It’s morning in the US and the sun is rising on TV. I am up at 6am, ready to watch America’s most-viewed morning show saddle its horses and go Fox News-hunting. Onscreen, a skulk of presenters perch on a sickle-shaped sofa — bright eyed, bushy tailed. A silver fox, a foxy fox, a quick brown-haired fox. The foxes of Fox & Friends. Nimble, lithe, ferocious. They jackhammer the headlines with pneumatic speed and repetition; whomp the news into raw meat. Under their knees a chyron superimposes APOPLECTIC captions in CAPITAL LETTERS on to the lower section of the TV. A news ticker traces a continuous, cardiographic line across the screen. From time to time the foxes peer nervously into the camera and smile, as if to check their teeth still work.

No one has turned on our TV in over a year. As the screen heats up, there is a whiff of toasted dust. Ordinarily I’m the genre of millennial git who boasts they never touch the television. Subtext — I read Ulysses in bed every night. Loophole — I watch television, on my laptop. Unlike me, 88 per cent of Americans still turn on the television in an average week. And it stays on. For four hours 10 minutes daily, according to Nielsen’s latest Total Audience Report. Watching TV on the TV is still America’s hobby.
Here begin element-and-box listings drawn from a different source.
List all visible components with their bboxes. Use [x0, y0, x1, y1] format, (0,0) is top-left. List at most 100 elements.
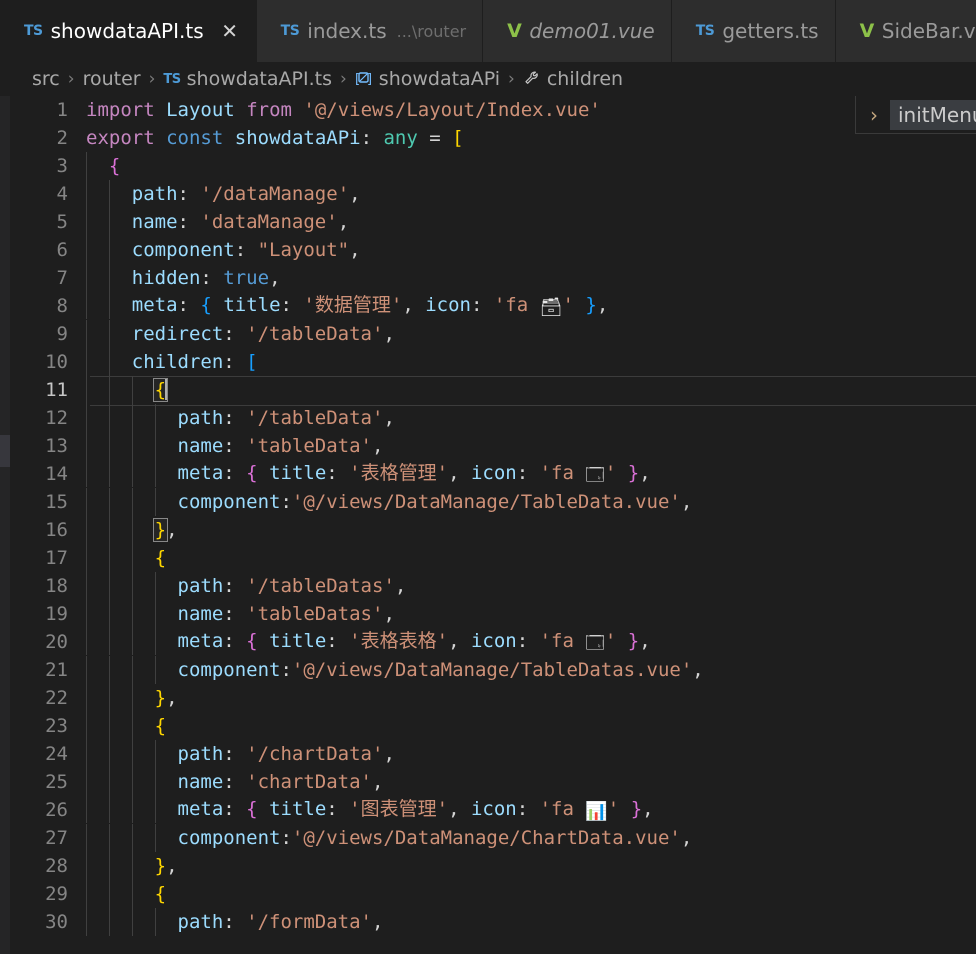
code-line[interactable]: 24 path: '/chartData',: [10, 740, 976, 768]
code-line[interactable]: 9 redirect: '/tableData',: [10, 320, 976, 348]
code-line-content[interactable]: component:'@/views/DataManage/TableData.…: [86, 488, 976, 516]
code-line[interactable]: 18 path: '/tableDatas',: [10, 572, 976, 600]
code-line-content[interactable]: component: "Layout",: [86, 236, 976, 264]
code-line-content[interactable]: {: [86, 376, 976, 404]
code-line-content[interactable]: name: 'tableData',: [86, 432, 976, 460]
code-line-content[interactable]: {: [86, 712, 976, 740]
code-lines[interactable]: 1 import Layout from '@/views/Layout/Inde…: [10, 96, 976, 936]
code-editor[interactable]: 1 import Layout from '@/views/Layout/Inde…: [10, 96, 976, 954]
code-line-content[interactable]: hidden: true,: [86, 264, 976, 292]
breadcrumb-label: router: [82, 68, 141, 90]
code-line[interactable]: 15 component:'@/views/DataManage/TableDa…: [10, 488, 976, 516]
indent-guide: [108, 880, 110, 908]
code-line[interactable]: 11 {: [10, 376, 976, 406]
code-line[interactable]: 29 {: [10, 880, 976, 908]
code-line[interactable]: 30 path: '/formData',: [10, 908, 976, 936]
breadcrumb[interactable]: src › router › TS showdataAPI.ts › [] showdataAP…: [0, 62, 976, 96]
code-line-content[interactable]: {: [86, 544, 976, 572]
editor-tab-getters-ts[interactable]: TS getters.ts: [671, 0, 836, 62]
code-token: ,: [680, 827, 693, 849]
code-token: true: [223, 267, 270, 289]
code-line-content[interactable]: path: '/dataManage',: [86, 180, 976, 208]
code-line-content[interactable]: name: 'tableDatas',: [86, 600, 976, 628]
code-line-content[interactable]: export const showdataAPi: any = [: [86, 124, 976, 152]
code-line[interactable]: 21 component:'@/views/DataManage/TableDa…: [10, 656, 976, 684]
code-line-content[interactable]: meta: { title: '图表管理', icon: 'fa 📊' },: [86, 794, 976, 826]
code-line[interactable]: 13 name: 'tableData',: [10, 432, 976, 460]
code-line-content[interactable]: meta: { title: '表格管理', icon: 'fa 🗔' },: [86, 458, 976, 490]
code-line[interactable]: 16 },: [10, 516, 976, 544]
code-line-content[interactable]: },: [86, 684, 976, 712]
code-line[interactable]: 22 },: [10, 684, 976, 712]
code-line[interactable]: 4 path: '/dataManage',: [10, 180, 976, 208]
editor-tab-demo01-vue[interactable]: Vdemo01.vue: [483, 0, 672, 62]
code-line-content[interactable]: path: '/chartData',: [86, 740, 976, 768]
code-line-content[interactable]: name: 'chartData',: [86, 768, 976, 796]
code-line[interactable]: 6 component: "Layout",: [10, 236, 976, 264]
close-icon[interactable]: ✕: [220, 21, 240, 41]
indent-guide: [108, 852, 110, 880]
indent-guide: [154, 740, 156, 768]
code-line-content[interactable]: },: [86, 516, 976, 544]
code-line-content[interactable]: {: [86, 880, 976, 908]
code-line[interactable]: 7 hidden: true,: [10, 264, 976, 292]
breadcrumb-item-showdataapi-ts[interactable]: TS showdataAPI.ts: [163, 68, 332, 90]
code-line[interactable]: 25 name: 'chartData',: [10, 768, 976, 796]
code-line-content[interactable]: component:'@/views/DataManage/ChartData.…: [86, 824, 976, 852]
code-token: }: [585, 293, 597, 316]
activity-bar-marker: [0, 435, 10, 467]
code-token: {: [154, 715, 167, 737]
code-line[interactable]: 27 component:'@/views/DataManage/ChartDa…: [10, 824, 976, 852]
sticky-scroll-widget[interactable]: › initMenu: [855, 96, 976, 134]
code-line[interactable]: 10 children: [: [10, 348, 976, 376]
code-line[interactable]: 14 meta: { title: '表格管理', icon: 'fa 🗔' }…: [10, 458, 976, 490]
code-token: 'fa: [539, 629, 586, 652]
code-line[interactable]: 12 path: '/tableData',: [10, 404, 976, 432]
code-token: :: [360, 127, 384, 149]
sticky-scroll-label[interactable]: initMenu: [890, 99, 976, 130]
code-line[interactable]: 19 name: 'tableDatas',: [10, 600, 976, 628]
code-token: }: [154, 855, 167, 877]
code-line-content[interactable]: meta: { title: '表格表格', icon: 'fa 🗔' },: [86, 626, 976, 658]
code-line[interactable]: 23 {: [10, 712, 976, 740]
breadcrumb-item-src[interactable]: src: [32, 68, 60, 90]
code-line-content[interactable]: import Layout from '@/views/Layout/Index…: [86, 96, 976, 124]
indent-guide: [86, 852, 87, 880]
code-line[interactable]: 17 {: [10, 544, 976, 572]
editor-tab-sidebar-vue[interactable]: V SideBar.vue: [835, 0, 976, 62]
code-line[interactable]: 26 meta: { title: '图表管理', icon: 'fa 📊' }…: [10, 794, 976, 826]
code-line-content[interactable]: path: '/formData',: [86, 908, 976, 936]
code-token: '表格表格': [349, 629, 449, 652]
code-line[interactable]: 8 meta: { title: '数据管理', icon: 'fa 🗃' },: [10, 290, 976, 322]
code-line[interactable]: 28 },: [10, 852, 976, 880]
code-line-content[interactable]: component:'@/views/DataManage/TableDatas…: [86, 656, 976, 684]
breadcrumb-item-showdataapi[interactable]: [] showdataAPi: [355, 68, 500, 90]
code-line-content[interactable]: redirect: '/tableData',: [86, 320, 976, 348]
editor-tab-bar[interactable]: TS showdataAPI.ts ✕ TS index.ts ...\router Vde…: [0, 0, 976, 62]
editor-tab-showdataapi-ts[interactable]: TS showdataAPI.ts ✕: [0, 0, 257, 62]
code-line-content[interactable]: children: [: [86, 348, 976, 376]
indent-guide: [108, 712, 110, 740]
breadcrumb-item-children[interactable]: children: [523, 68, 623, 90]
code-line-content[interactable]: meta: { title: '数据管理', icon: 'fa 🗃' },: [86, 290, 976, 322]
code-line-content[interactable]: {: [86, 152, 976, 180]
code-line[interactable]: 3 {: [10, 152, 976, 180]
code-line[interactable]: 5 name: 'dataManage',: [10, 208, 976, 236]
editor-tab-index-ts[interactable]: TS index.ts ...\router: [256, 0, 484, 62]
code-token: :: [223, 603, 247, 625]
breadcrumb-item-router[interactable]: router: [83, 68, 141, 90]
code-token: Layout: [166, 99, 235, 121]
code-line[interactable]: 20 meta: { title: '表格表格', icon: 'fa 🗔' }…: [10, 626, 976, 658]
code-line[interactable]: 1 import Layout from '@/views/Layout/Inde…: [10, 96, 976, 124]
code-token: ,: [680, 491, 693, 513]
code-line[interactable]: 2 export const showdataAPi: any = [: [10, 124, 976, 152]
code-line-content[interactable]: path: '/tableDatas',: [86, 572, 976, 600]
code-line-content[interactable]: name: 'dataManage',: [86, 208, 976, 236]
code-line-content[interactable]: },: [86, 852, 976, 880]
code-token: ,: [639, 629, 651, 652]
code-line-content[interactable]: path: '/tableData',: [86, 404, 976, 432]
line-number: 10: [45, 351, 68, 373]
breadcrumb-separator-icon: ›: [148, 69, 156, 89]
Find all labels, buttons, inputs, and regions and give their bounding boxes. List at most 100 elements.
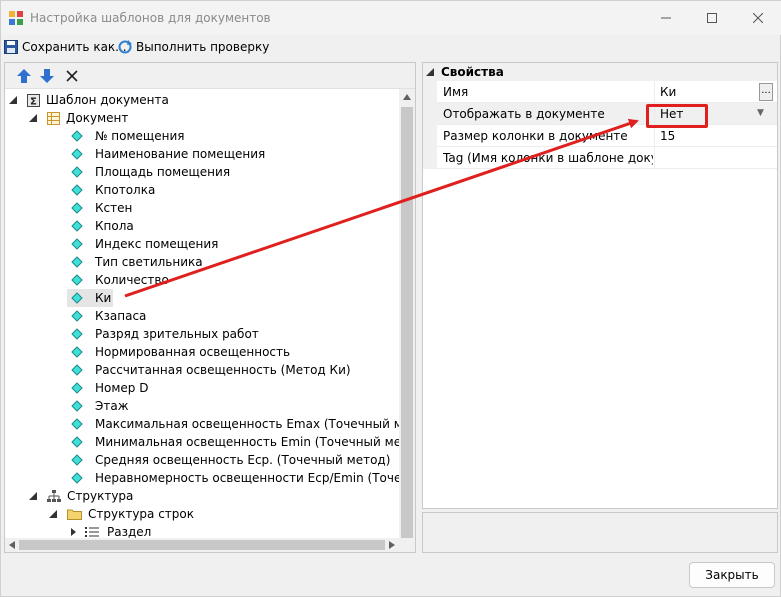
save-as-button[interactable]: Сохранить как... (4, 38, 127, 56)
tree-item-column[interactable]: Кзапаса (71, 307, 148, 325)
tree-label-root: Шаблон документа (46, 93, 169, 107)
tree-item-column[interactable]: Тип светильника (71, 253, 205, 271)
collapse-category-icon (426, 68, 434, 76)
property-description-panel (422, 512, 778, 553)
property-row-name[interactable]: Имя Ки ... (423, 81, 777, 103)
tree-item-column[interactable]: Нормированная освещенность (71, 343, 292, 361)
hierarchy-icon (47, 489, 61, 502)
tree-item-label: Кзапаса (95, 309, 147, 323)
tree-item-column[interactable]: Индекс помещения (71, 235, 220, 253)
tree-item-label: Рассчитанная освещенность (Метод Ки) (95, 363, 351, 377)
diamond-icon (71, 454, 83, 466)
tree-label-document: Документ (66, 111, 129, 125)
app-icon (9, 11, 23, 25)
tree-horizontal-scrollbar[interactable] (5, 538, 399, 552)
tree-item-column[interactable]: Неравномерность освещенности Eср/Emin (Т… (71, 469, 399, 487)
property-value[interactable]: 15 (660, 129, 675, 143)
folder-icon (67, 509, 82, 520)
property-category[interactable]: Свойства (423, 63, 777, 81)
arrow-down-icon (40, 69, 54, 83)
scroll-right-icon (389, 541, 395, 549)
tree-item-label: Кстен (95, 201, 133, 215)
list-icon (85, 527, 99, 537)
tree-node-document[interactable]: Документ (29, 109, 130, 127)
window-title: Настройка шаблонов для документов (30, 11, 271, 25)
minimize-icon (661, 17, 671, 19)
property-row-tag[interactable]: Tag (Имя колонки в шаблоне документа) (423, 147, 777, 169)
tree-item-column[interactable]: Номер D (71, 379, 150, 397)
tree-item-column[interactable]: Минимальная освещенность Emin (Точечный … (71, 433, 399, 451)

Why have I tuned in? Now I live in America, I want to get with the programme. The country is riven. Sundered by political divisions and the fervour with which they are felt. The acrimony is palpable and yet I can’t get inside it. Partly because DC — my home — is hermetic. A city with more street lights than registered conservatives. A town where immigrants don’t jump out of bushes at you. Where Barack Obama is not a Muslim. And George Soros doesn’t hide under your bed at night. And — even though I live minutes from the Capitol — the quickest way to get inside her politics is to just turn on the TV.

If everyone else in America is watching television, perhaps her small screen can explain her bigger picture. Or explain why the country is currently headlining its own reality show, guest-starring Kim Kardashian — a woman who didn’t know pickles were cucumbers — discussing sentencing reform in the Oval Office. I’ve exhausted all other avenues of explanation and illumination. Travelled the country. Read books. Listened to experts. Consulted fortune tellers. Fox News is my only hope.

For 202 consecutive months Fox has been the most-watched network in cable news. It is — officially — the hearth around which Americans are gathering to watch their country go up in flames. Now — me too. So far, the experiment has spawned more questions than it has solved. Like: if a tree falls in the woods and Fox & Friends isn’t there to report it, is it still the Hollywood elite’s fault?

A thrill of watching Fox & Friends is the possibility the President of the United States will dial in, thereby completing the infinite loop between politics and TV. When he does, the foxes joke around in the henhouse with Mr Trump. He lingered one day for the best part of an hour. The foxes nodded along for 45 minutes before the quick brown-haired fox politely jumped over the crazy demagogue, while the silver fox tactfully waved him off the air.

We cut to ad breaks. The commercials are as telling as the show they bestraddle. And alien. Especially to someone acclimated to British television. The American airwaves are glutted with ads for health insurance and in the lead-up to the US midterm elections there was a superfluity of political advertisements. Every ad seemed to feature a politico posing in front of a field of cows. British politicos aren’t allowed to pose in front of cows. They’re banned by rules that proscribe political parties from advertising on television. After hours of trying to detect a signal amid the deafening noise, I switched off and sat in silence.

In 2009 Norwegian TV aired — from start to finish — the journey of a train across the Bergen mountains. No commentary. Just seven hours of train. Almost 20 per cent of Norway watched. “Slow TV” was born. Two years later — when the 134-hour voyage of Norway’s Hurtigruten coastal express was broadcast live — half the country tuned in. Slow TV isn’t just slow, it’s largely silent. Turns out, in Norway — where there is low crime, strong social security and public health insurance — they like to watch boats quietly cruise about. Perhaps they’ve nothing left to say.